Post 12

2 minute read

Published:

Corrections to dict (#2261)

There were issues with dict collision resolution, insertion, and popping; both in Linear Probing and Separate Chaining implementations. For example,

  • Linear Probing
from lpython import i32

def test():
    d: dict[str, i32] = {'a': 1, 'a': 1}
    print(len(d))   # 2
    d.pop('a')
    print(len(d))   # 1
    d.pop('a')
    print(len(d))   # 0
    d.pop('a')
    print(len(d))   # -1

test()
  • Separate Chaining
from lpython import i32

def test():
    d: dict[i32, i32] = {2: 1, 2: 1}
    print(len(d))   # 1
    d.pop(2)
    print(len(d))   # 0
    d.pop(2)
    print(len(d))   # -1
    d.pop(2)
    print(len(d))   # -2

test()

I fixed these and several related issues, and would document the dict implementation here.

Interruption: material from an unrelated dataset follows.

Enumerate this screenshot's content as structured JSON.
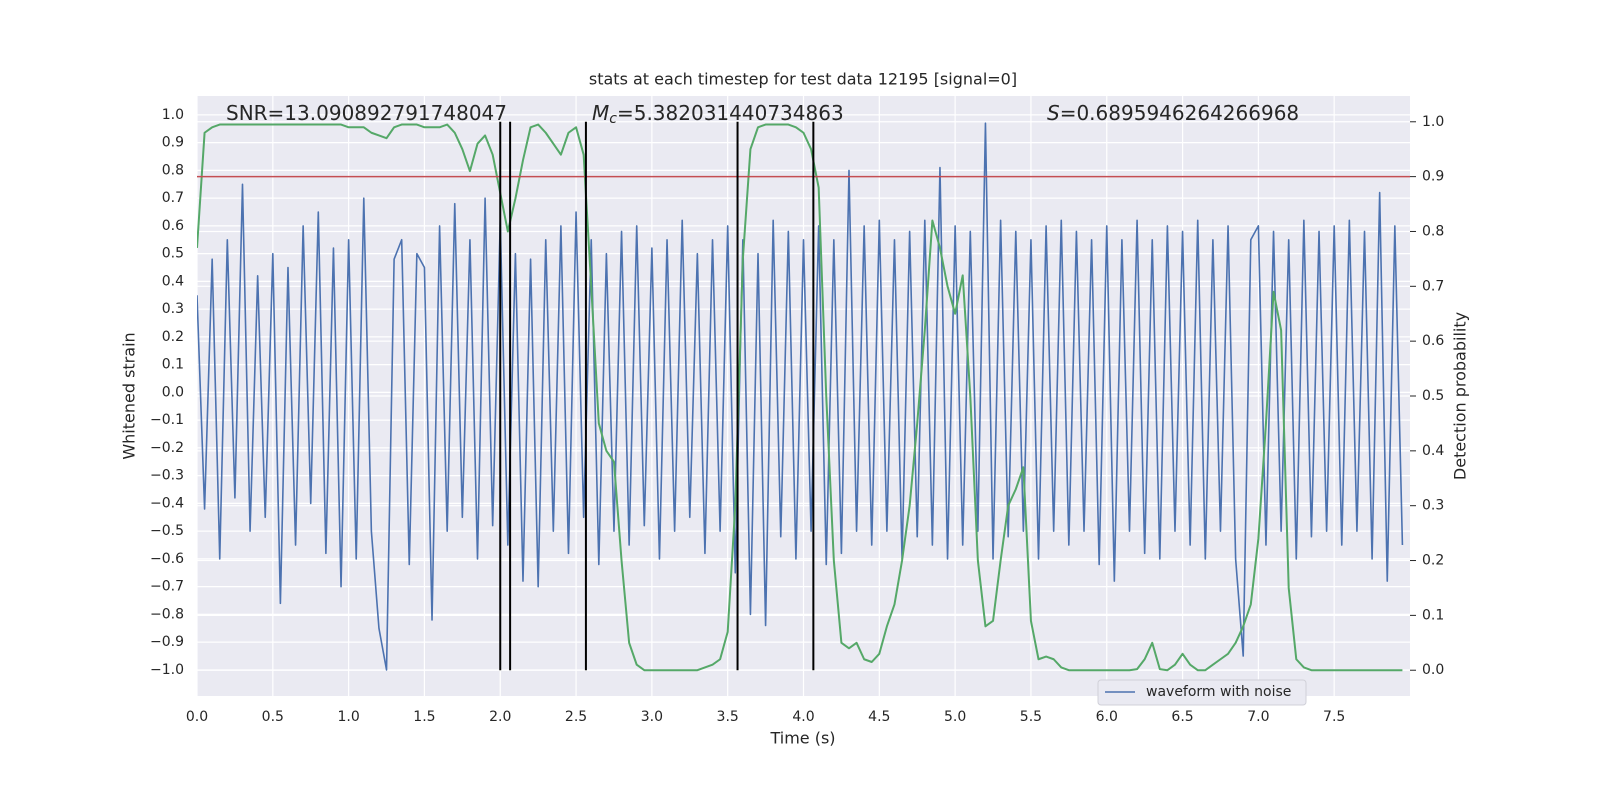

The set implementation is very similar.

In LPython, we have implemented hash tables similar to CPython. CPython uses linear probing for collision resolution, and we provide both that and separate chaining options.

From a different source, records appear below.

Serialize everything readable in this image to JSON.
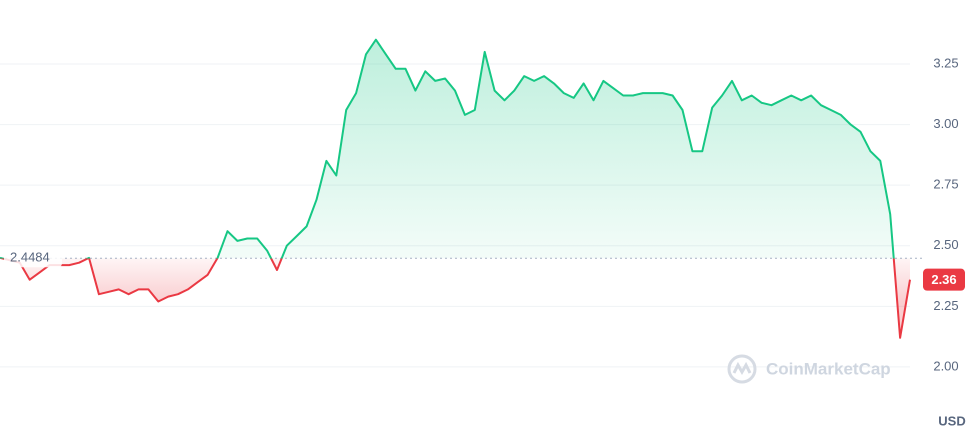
{
  "chart_data": {
    "type": "line",
    "values": [
      2.45,
      2.44,
      2.43,
      2.36,
      2.39,
      2.42,
      2.42,
      2.42,
      2.43,
      2.45,
      2.3,
      2.31,
      2.32,
      2.3,
      2.32,
      2.32,
      2.27,
      2.29,
      2.3,
      2.32,
      2.35,
      2.38,
      2.45,
      2.56,
      2.52,
      2.53,
      2.53,
      2.48,
      2.4,
      2.5,
      2.54,
      2.58,
      2.69,
      2.85,
      2.79,
      3.06,
      3.13,
      3.29,
      3.35,
      3.29,
      3.23,
      3.23,
      3.14,
      3.22,
      3.18,
      3.19,
      3.14,
      3.04,
      3.06,
      3.3,
      3.14,
      3.1,
      3.14,
      3.2,
      3.18,
      3.2,
      3.17,
      3.13,
      3.11,
      3.17,
      3.1,
      3.18,
      3.15,
      3.12,
      3.12,
      3.13,
      3.13,
      3.13,
      3.12,
      3.06,
      2.89,
      2.89,
      3.07,
      3.12,
      3.18,
      3.1,
      3.12,
      3.09,
      3.08,
      3.1,
      3.12,
      3.1,
      3.12,
      3.08,
      3.06,
      3.04,
      3.0,
      2.97,
      2.89,
      2.85,
      2.63,
      2.12,
      2.36
    ],
    "baseline": 2.4484,
    "current_price": 2.36,
    "ylim": [
      1.715,
      3.514
    ],
    "yticks": [
      {
        "value": 2,
        "label": "2.00"
      },
      2.25,
      {
        "value": 2.5,
        "label": "2.50"
      },
      2.75,
      {
        "value": 3,
        "label": "3.00"
      },
      3.25
    ],
    "unit": "USD",
    "watermark": "CoinMarketCap",
    "up_color": "#16c784",
    "down_color": "#ea3943",
    "grid": true
  }
}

  • Hash computation: Similar to both CPython and C++, for integers it is the integer itself (modulo dictionary capacity). For strings, we use Polynomial Rolling Hash.

  • Linear Probing
    • Two lists are maintained - one for keys and one for values. Further, there is a list storing keymasks, that indicates if an element is present or not. The following mask values are used
      • 0: no key set
      • 1: key set without probing (i.e., hash value and position are same)
      • 2: key set with probing
      • 3: tombstone (i.e., key was deleted, and now this position is empty)
    • Insertion and deletion occur by linear probing scheme.
  • Separate Chaining
    • Here, a chain (linked list) of key-value pairs is maintained at each hash location. For example, to access the ith linked list
        llvm::Value* key_value_pairs = LLVM::CreateLoad(*builder, get_pointer_to_key_value_pairs(dict));
        llvm::Value* dict_i = llvm_utils->create_ptr_gep(key_value_pairs, idx);
      
    • This linked list has elements of the form key, value, next, where next is a pointer to the next element in this LL (or null if none exists)
    • Dictionary insertion and deletion occur via these lists.
  • Benchmarks

This marks the end of my official GSoC contribution period. I had a lot of fun in the entire period. I learnt a lot of cool things: getting introduced to LLVM and implementing data structures for an actual compiler! Hope to keep contributing here and to open-source in general.

I would like to thank Ondřej Čertík for the conception of this wonderful compiler. My mentors Gagandeep Singh and Thirumalai Shaktivel were immensely helpful before and during this entire project. Thank you! Finally, thanks to all LPython contributors on whose work I could build on.